Question

Finding Regions Of Interest With Minimum Coverage

1

Entering edit mode

10.9 years ago

vilborg.anna ▴ 30

Hi,

I have a bam file of all my accepted hits (tophat output) and an gtf file with my genes of interest for which I am trying to find potential antisense transcripts. I would like to create a list - preferably one that can be visualized in a genome browser - that shows all genes that have antisense reads in the accepted hits.bam file provided that there are more than a certain number of reads mapping to that gene. I can easily use bedtools intersect to get all genes that have antisense reads mapping to them, but this gives me way too many hits. Does anyone have a suggestion for how to set a coverage cutoff?

Thank you! /Anna

bam coverage rna-seq • 2.6k views

ADD COMMENT • link updated 10.4 years ago by Biostar 20 • written 10.9 years ago by vilborg.anna ▴ 30

1

Entering edit mode

Do you have RNAseq data form a strand specific protocol? Otherwise the strand of the alignment is not informative.

ADD REPLY • link 10.9 years ago by Michael 54k

0

Entering edit mode

Yes I do, I have data from HiSeq runs with strand specific libraries. I can definitely find antisense reads using bedtools intersect, as I mentioned, but I get too many low abundant hits that are probably just noise, so I need to refine my search for the few potentially good hits.

ADD REPLY • link 10.9 years ago by vilborg.anna ▴ 30

score 2 · Answer 1 · 2013-06-21

Just in case anyone is curious - I got some great input on this and found a way to solve it, at least well enough for my purposes.

I first did bedtools coverage with my list of genes of interest and the bam file with mapped reads using the -S setting to get things antisense, and writing the output to a gtf file. The default output for bedtools coverage is as follows: After each entry in B (genes of interest in my case), reports: 1) The number of features in A (the bam file, in my case) that overlapped the B interval. 2) The number of bases in B that had non-zero coverage. 3) The length of the entry in B. 4) The fraction of bases in B that had non-zero coverage.

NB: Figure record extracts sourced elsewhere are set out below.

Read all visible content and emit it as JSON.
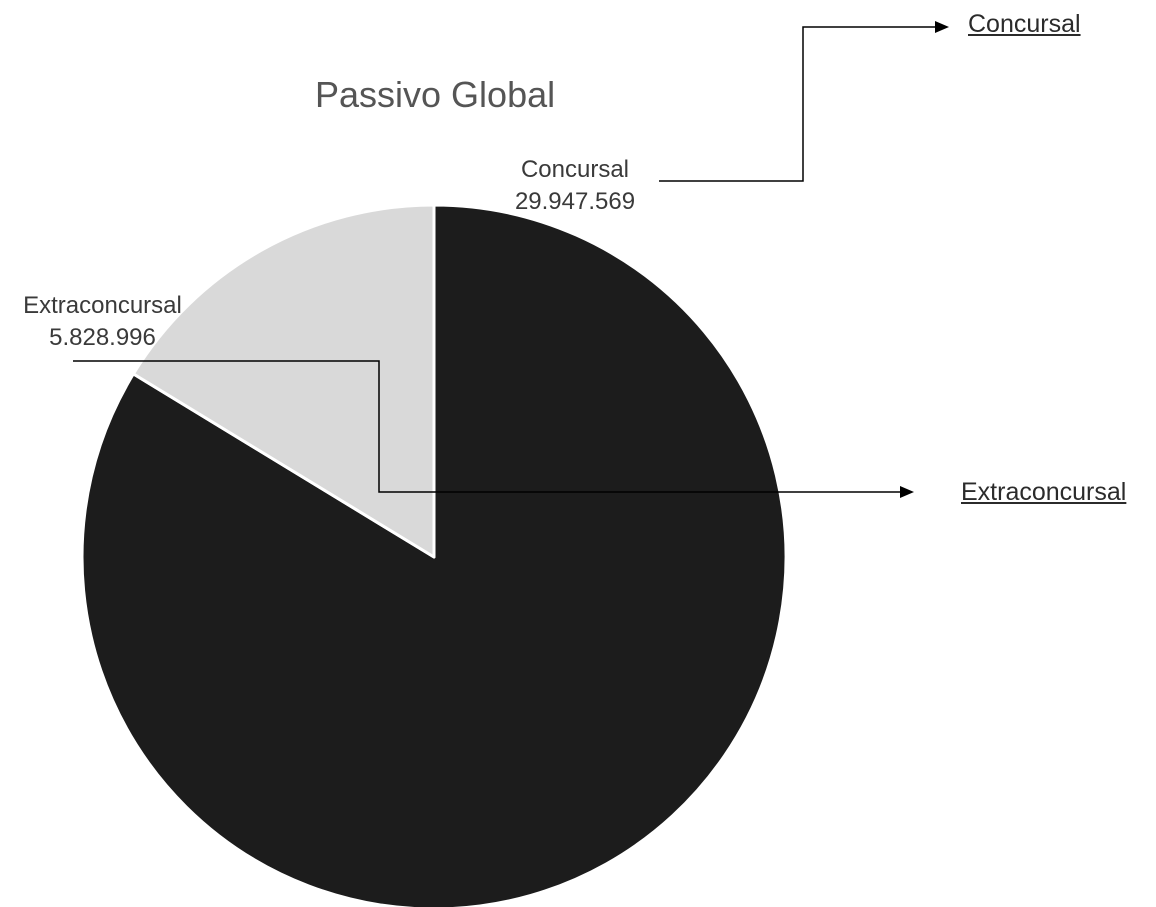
{
  "chart_data": {
    "type": "pie",
    "title": "Passivo Global",
    "slices": [
      {
        "label": "Concursal",
        "value": 29947569,
        "value_text": "29.947.569",
        "color": "#1c1c1c"
      },
      {
        "label": "Extraconcursal",
        "value": 5828996,
        "value_text": "5.828.996",
        "color": "#d9d9d9"
      }
    ]
  },
  "links": {
    "concursal": "Concursal",
    "extraconcursal": "Extraconcursal"
  }
}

I used this column 1 (column 13 in my dataset) as an indicator of how much coverage each of my genes had. This is definitely not perfect since a longer gene with low coverage can get a higher score than a short gene with high coverage, but in my case my genes are pretty uniform in length, so I don't think this will cause me a great problem.

I sorted my gtf file using parameters -n -k 13 -r to sort the file from largest value in column 13 to smallest. I then used head -X where X is the number of lines above which I have data above the cutoff that I want.